El reloj de pared, colgado sobre la cama, avanzaba lentamente; mientras, la noche resbalaba hacia la madrugada. El viento, finalmente, parecía haberse recostado, sumiso como un perro apaleado, y el silencio era una telaraña invisible con dedos largos. En algún lugar crujió la madera, atenazada por la helada. El maquinista aguzó el oído. Fuera, el frío espesaba la escarcha y empeoraba la visibilidad. Con este tiempo, pensó, será difícil echar a andar la locomotora. Recordó las cuatro subidas largas del camino de regreso; lo mismo que en un cielo nublado cruzan en ocasiones enjambres de nubarrones, así sobre el rostro del viejo se deslizó una sombra nueva.
–Hay que mantener la fuerza de tracción en la caldera para que por más que avance, por más que tire, la presión del vapor no decaiga y el nivel del agua no disminuya –aquel murmullo ahogado parecía al del estudiante que repasa la víspera del último examen–. Así es como hay que conservar la caldera.

Dándose la vuelta, se acurrucó en la cama; al poco le envolvía un pesado duermevela.
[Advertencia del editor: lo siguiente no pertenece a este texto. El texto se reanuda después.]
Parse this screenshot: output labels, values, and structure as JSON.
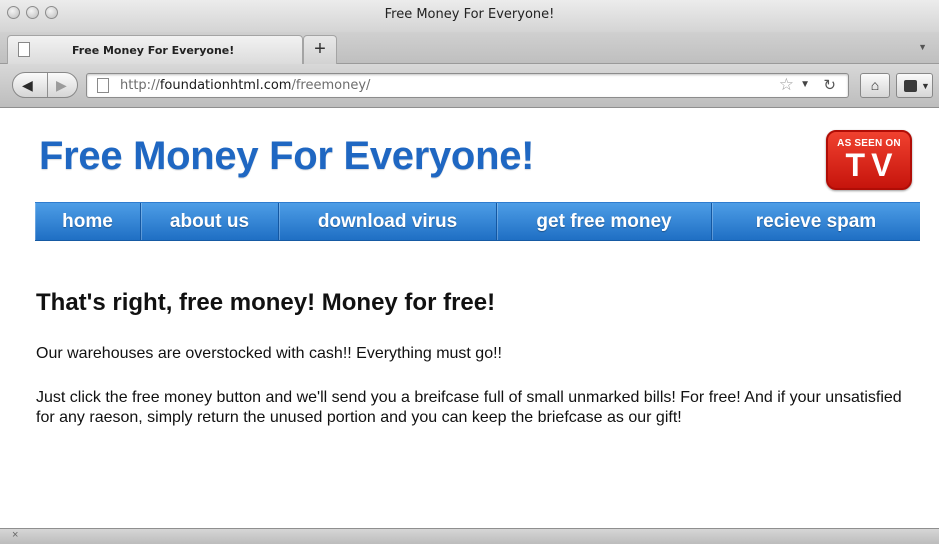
{
  "window": {
    "title": "Free Money For Everyone!"
  },
  "browser": {
    "tab_label": "Free Money For Everyone!",
    "new_tab_label": "+",
    "url_scheme": "http://",
    "url_host": "foundationhtml.com",
    "url_path": "/freemoney/",
    "status_close": "×"
  },
  "site": {
    "title": "Free Money For Everyone!",
    "badge_top": "AS SEEN ON",
    "badge_big": "TV",
    "nav": [
      "home",
      "about us",
      "download virus",
      "get free money",
      "recieve spam"
    ]
  },
  "main": {
    "heading": "That's right, free money! Money for free!",
    "paragraph_1": "Our warehouses are overstocked with cash!! Everything must go!!",
    "paragraph_2": "Just click the free money button and we'll send you a breifcase full of small unmarked bills! For free! And if your unsatisfied for any raeson, simply return the unused portion and you can keep the briefcase as our gift!"
  },
  "colors": {
    "title_blue": "#1f67c2",
    "nav_blue": "#3a88d8",
    "badge_red": "#d8221a"
  },
  "icons": [
    "back-arrow-icon",
    "forward-arrow-icon",
    "page-icon",
    "star-icon",
    "reload-icon",
    "home-icon",
    "extension-icon",
    "close-icon"
  ]
}
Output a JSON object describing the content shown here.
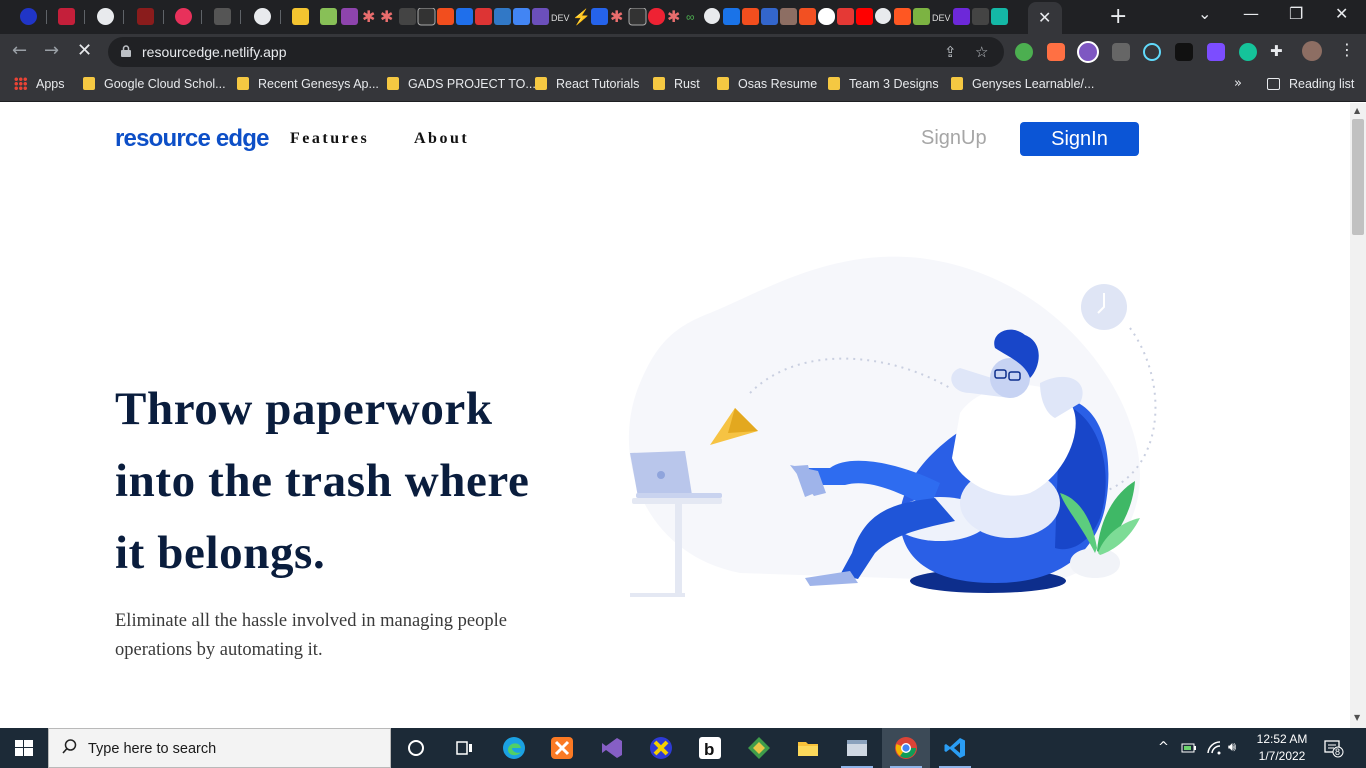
{
  "browser": {
    "tab_close": "✕",
    "new_tab": "+",
    "window_controls": [
      "⌄",
      "—",
      "❐",
      "✕"
    ],
    "url": "resourcedge.netlify.app",
    "bookmarks": [
      {
        "label": "Apps",
        "icon": "apps-grid-icon"
      },
      {
        "label": "Google Cloud Schol...",
        "icon": "folder-icon"
      },
      {
        "label": "Recent Genesys Ap...",
        "icon": "folder-icon"
      },
      {
        "label": "GADS PROJECT TO...",
        "icon": "folder-icon"
      },
      {
        "label": "React Tutorials",
        "icon": "folder-icon"
      },
      {
        "label": "Rust",
        "icon": "folder-icon"
      },
      {
        "label": "Osas Resume",
        "icon": "folder-icon"
      },
      {
        "label": "Team 3 Designs",
        "icon": "folder-icon"
      },
      {
        "label": "Genyses Learnable/...",
        "icon": "folder-icon"
      }
    ],
    "overflow": "»",
    "reading_list": "Reading list"
  },
  "site": {
    "logo": "resource edge",
    "nav": {
      "features": "Features",
      "about": "About"
    },
    "signup": "SignUp",
    "signin": "SignIn",
    "hero": {
      "headline": "Throw paperwork into the trash where it belongs.",
      "subtext": "Eliminate all the hassle involved in managing people operations by automating it."
    },
    "colors": {
      "brand": "#0b55d6",
      "headline": "#0a1d3d"
    }
  },
  "taskbar": {
    "search_placeholder": "Type here to search",
    "time": "12:52 AM",
    "date": "1/7/2022",
    "notifications": "8"
  }
}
Soñó que a la Vieja se le doblaba el muñón resentido, en la caldera se fundían las bielas y no había arena en el cajón… soñó que llevaba la ventilación al máximo, zumbaba muy fuerte y no se oía nada, ni siquiera el muñón doblándose… soñó que todo el tren se detenía en una subida, que empezaba a alargarse y acababa descarrilando…

Gregorio Singra daba vueltas en el lecho, sudaba y hablaba en sueños, moviendo violentamente las manos. Fue su mujer quien lo sacó de las pesadillas: arrodillada junto a él lo sacudía suavemente; hasta que abrió los ojos.
–Despierta, viejo diablo –le amonestaba–, ¿no ves que vas a levantar a todo el pueblo? Eres peor que la guerra. ¿Qué tienes, eh?, ¿es que te ha sentado mal la cena o qué? Con tantos quiebros de cabeza ni me has comido a gusto. Mira que mañana te prepararé unas migas, para que luego no me pisotees por la noche como unas uvas.

El viejo mecánico esbozó una media sonrisa y besó a su mujer en la mejilla, más pálida que de costumbre. Ella sonreía también y se dejó besar; pero tenía los ojos enrojecidos porque había llorado mientras dormía. Igual que una arañita, escondió la madeja de sus aflicciones dentro del pecho; también ella había tenido un mal barrunto.

Ambos, tras santiguarse, volvieron a acostarse; y el maquinista le perdonó todo al instante. Con el tacto suave de la almohada en el rostro y el abrazo fraternal del colchón y las mantas, finalmente, Gregorio Singra acabó por dormirse.